174+ batch_size = None
175+
176 old_bug_watches = [
177 bug_watch for bug_watch in bug_watches
178 if bug_watch.lastchecked is not None]
179@@ -581,8 +596,22 @@
180 # are actually some bugs that we're interested in so as to
181 # avoid unnecessary network traffic.
182 if server_time is not None and len(remote_old_ids) > 0:
183- old_ids_to_check = remotesystem.getModifiedRemoteBugs(
184- remote_old_ids, oldest_lastchecked)
185+ if batch_size is None:
186+ old_ids_to_check = remotesystem.getModifiedRemoteBugs(
187+ remote_old_ids, oldest_lastchecked)
188+ else:
189+ # Don't ask the remote system about more than
190+ # batch_size bugs at once, but keep asking until we
191+ # run out of bugs to ask about or we have batch_size
192+ # bugs to check.
193+ old_ids_to_check = []
194+ for index in xrange(0, len(remote_old_ids), batch_size):
195+ old_ids_to_check.extend(
196+ remotesystem.getModifiedRemoteBugs(
197+ remote_old_ids[index : index + batch_size],
198+ oldest_lastchecked))
199+ if len(old_ids_to_check) >= batch_size:
200+ break
201 else:
202 old_ids_to_check = list(remote_old_ids)
203
204@@ -601,21 +630,6 @@
205 old_ids_to_check = sorted(
206 set(old_ids_to_check).difference(set(remote_ids_to_check)))
207
208- # We limit the number of watches we're updating by the
209- # ExternalBugTracker's batch_size.
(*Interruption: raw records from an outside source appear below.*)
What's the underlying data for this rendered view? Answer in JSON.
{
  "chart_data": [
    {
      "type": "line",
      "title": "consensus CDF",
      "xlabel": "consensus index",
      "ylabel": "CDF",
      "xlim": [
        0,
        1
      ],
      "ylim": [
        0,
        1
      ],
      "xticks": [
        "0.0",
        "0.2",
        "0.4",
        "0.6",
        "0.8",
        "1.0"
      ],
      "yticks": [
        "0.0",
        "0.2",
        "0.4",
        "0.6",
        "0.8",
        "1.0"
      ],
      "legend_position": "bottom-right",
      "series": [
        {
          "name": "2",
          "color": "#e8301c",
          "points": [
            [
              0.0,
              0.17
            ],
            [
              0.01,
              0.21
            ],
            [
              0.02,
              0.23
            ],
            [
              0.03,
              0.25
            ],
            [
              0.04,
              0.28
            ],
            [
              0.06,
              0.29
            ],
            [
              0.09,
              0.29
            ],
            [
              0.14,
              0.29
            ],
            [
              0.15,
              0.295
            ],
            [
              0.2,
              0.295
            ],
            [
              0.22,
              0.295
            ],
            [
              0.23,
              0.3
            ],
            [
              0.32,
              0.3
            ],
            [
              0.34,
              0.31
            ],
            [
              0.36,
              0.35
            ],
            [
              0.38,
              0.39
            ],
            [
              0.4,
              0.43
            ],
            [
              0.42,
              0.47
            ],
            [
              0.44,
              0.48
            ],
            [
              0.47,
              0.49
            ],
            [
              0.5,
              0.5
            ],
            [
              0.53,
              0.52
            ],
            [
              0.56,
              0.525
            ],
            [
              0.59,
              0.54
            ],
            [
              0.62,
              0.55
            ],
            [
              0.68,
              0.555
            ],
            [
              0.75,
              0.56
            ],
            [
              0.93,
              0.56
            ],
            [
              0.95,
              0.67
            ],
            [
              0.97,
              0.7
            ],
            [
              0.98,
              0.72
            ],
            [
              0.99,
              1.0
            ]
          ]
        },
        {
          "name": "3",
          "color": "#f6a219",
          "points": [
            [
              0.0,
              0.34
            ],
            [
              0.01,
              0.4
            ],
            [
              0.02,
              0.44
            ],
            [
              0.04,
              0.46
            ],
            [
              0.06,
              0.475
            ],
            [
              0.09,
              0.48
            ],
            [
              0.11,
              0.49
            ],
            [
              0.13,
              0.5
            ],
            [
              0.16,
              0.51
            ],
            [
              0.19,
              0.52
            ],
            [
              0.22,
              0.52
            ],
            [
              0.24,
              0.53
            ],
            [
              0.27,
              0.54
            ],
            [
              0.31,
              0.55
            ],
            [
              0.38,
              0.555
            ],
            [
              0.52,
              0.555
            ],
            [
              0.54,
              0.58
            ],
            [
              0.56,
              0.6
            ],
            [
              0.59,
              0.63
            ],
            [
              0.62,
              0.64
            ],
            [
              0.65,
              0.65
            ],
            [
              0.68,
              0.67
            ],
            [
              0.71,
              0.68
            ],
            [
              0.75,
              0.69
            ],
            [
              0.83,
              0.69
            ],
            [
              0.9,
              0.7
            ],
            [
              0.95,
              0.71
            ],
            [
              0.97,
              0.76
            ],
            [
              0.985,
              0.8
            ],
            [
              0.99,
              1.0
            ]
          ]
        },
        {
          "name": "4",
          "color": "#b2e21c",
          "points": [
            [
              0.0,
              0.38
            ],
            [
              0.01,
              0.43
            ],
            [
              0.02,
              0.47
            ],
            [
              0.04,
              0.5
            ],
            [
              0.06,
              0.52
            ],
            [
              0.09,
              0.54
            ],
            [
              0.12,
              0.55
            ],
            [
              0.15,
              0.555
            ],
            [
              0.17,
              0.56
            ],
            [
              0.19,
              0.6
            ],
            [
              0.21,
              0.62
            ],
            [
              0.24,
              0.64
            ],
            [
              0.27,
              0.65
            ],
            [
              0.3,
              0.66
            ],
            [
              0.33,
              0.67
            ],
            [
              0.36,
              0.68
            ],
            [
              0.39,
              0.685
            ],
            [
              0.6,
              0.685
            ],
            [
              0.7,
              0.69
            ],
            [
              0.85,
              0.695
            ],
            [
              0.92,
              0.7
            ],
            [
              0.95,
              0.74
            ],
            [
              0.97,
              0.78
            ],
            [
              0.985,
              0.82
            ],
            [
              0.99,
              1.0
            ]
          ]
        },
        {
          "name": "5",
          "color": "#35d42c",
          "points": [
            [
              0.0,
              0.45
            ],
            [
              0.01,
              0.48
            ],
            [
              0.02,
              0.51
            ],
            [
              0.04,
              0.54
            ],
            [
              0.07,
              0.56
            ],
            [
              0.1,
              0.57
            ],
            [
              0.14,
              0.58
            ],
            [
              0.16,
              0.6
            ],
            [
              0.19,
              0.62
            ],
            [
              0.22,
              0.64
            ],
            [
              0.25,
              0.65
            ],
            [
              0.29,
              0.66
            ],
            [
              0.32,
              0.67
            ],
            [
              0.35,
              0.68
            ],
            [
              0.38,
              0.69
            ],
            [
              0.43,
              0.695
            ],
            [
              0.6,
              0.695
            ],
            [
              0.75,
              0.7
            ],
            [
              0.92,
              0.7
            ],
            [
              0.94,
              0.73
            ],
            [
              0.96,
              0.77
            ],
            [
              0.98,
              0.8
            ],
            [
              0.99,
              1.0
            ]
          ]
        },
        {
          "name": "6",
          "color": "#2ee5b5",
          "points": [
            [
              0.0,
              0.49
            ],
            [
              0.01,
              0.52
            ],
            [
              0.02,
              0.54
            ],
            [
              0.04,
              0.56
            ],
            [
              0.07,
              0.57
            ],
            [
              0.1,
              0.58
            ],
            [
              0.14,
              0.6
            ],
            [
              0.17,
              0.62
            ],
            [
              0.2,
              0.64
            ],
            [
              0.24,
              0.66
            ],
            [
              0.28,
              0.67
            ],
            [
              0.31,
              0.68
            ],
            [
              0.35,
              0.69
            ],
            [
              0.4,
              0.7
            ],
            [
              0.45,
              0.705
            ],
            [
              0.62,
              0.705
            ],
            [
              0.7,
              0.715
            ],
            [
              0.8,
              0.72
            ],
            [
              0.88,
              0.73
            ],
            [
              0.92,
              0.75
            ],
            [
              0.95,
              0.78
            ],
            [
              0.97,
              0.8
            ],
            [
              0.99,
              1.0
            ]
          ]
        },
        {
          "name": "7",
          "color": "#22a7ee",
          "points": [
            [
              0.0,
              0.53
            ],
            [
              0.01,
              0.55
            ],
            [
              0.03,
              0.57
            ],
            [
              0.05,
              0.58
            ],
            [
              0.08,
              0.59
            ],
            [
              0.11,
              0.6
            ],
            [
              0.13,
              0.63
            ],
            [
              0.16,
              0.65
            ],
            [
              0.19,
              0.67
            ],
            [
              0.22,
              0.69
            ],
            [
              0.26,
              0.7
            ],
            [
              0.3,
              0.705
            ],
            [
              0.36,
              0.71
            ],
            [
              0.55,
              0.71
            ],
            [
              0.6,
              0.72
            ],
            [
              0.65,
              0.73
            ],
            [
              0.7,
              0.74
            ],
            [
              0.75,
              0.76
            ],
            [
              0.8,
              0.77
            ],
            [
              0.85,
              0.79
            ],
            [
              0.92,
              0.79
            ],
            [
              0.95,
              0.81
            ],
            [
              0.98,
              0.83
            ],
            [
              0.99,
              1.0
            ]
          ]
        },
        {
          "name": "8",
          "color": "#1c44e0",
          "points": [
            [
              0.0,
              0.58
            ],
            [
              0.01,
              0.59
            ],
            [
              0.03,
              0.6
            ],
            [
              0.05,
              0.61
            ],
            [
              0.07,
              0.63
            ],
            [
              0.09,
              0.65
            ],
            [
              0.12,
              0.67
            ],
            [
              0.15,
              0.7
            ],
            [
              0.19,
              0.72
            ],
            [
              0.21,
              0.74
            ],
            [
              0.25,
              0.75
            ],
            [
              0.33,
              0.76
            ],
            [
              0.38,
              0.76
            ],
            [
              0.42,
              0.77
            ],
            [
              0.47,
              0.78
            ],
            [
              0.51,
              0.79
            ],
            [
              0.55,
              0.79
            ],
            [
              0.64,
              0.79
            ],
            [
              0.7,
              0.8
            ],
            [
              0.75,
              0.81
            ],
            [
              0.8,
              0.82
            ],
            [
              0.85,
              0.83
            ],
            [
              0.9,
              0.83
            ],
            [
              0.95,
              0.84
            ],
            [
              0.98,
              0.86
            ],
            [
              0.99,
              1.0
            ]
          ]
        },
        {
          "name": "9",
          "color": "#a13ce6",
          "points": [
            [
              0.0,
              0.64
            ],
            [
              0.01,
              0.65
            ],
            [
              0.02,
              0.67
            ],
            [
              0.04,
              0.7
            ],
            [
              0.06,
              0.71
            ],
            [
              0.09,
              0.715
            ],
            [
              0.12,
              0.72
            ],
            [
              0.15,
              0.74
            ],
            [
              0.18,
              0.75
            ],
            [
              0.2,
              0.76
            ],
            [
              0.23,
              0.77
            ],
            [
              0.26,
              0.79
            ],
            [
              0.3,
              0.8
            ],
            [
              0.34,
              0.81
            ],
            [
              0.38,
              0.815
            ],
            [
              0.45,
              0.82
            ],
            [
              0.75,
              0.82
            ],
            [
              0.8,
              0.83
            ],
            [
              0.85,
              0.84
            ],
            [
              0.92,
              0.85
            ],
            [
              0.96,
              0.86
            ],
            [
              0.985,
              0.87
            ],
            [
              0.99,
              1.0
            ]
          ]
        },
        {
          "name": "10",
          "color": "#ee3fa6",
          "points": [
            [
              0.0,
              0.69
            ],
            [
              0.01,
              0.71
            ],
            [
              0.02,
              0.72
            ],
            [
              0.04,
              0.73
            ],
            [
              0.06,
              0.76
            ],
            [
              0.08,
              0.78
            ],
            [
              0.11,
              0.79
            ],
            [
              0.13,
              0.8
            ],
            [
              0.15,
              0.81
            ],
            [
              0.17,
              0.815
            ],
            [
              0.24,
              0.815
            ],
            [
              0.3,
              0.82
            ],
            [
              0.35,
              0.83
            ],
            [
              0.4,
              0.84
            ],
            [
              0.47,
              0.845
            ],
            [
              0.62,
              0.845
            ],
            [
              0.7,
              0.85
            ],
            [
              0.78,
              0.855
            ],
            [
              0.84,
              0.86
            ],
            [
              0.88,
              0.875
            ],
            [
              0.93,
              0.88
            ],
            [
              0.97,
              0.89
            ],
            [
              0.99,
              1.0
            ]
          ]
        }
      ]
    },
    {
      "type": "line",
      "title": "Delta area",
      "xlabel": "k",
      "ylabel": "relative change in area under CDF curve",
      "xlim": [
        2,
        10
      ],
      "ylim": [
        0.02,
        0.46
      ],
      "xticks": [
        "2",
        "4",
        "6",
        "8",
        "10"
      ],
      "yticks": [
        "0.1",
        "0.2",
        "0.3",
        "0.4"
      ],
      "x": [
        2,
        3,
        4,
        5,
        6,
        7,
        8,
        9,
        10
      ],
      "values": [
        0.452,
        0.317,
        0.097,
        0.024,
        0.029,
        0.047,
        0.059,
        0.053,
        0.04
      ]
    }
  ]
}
In an ideal world we'd just
210- # slice the bug_watches list but for the sake of testing we need
211- # to ensure that the list of bug watches is ordered by remote
212- # bug id before we do so.
213- if batch_size is None:
214- # If a batch_size hasn't been passed, use the one specified
215- # by the ExternalBugTracker.
216- batch_size = remotesystem.batch_size
217-
218- if batch_size == 0:
219- # A batch_size of 0 means that there's no batch size limit
220- # for this bug tracker.
221- batch_size = None
222-
223 if batch_size is not None:
224 # We'll recreate our remote_ids_to_check list so that it's
225 # prioritised. We always include remote ids with comments.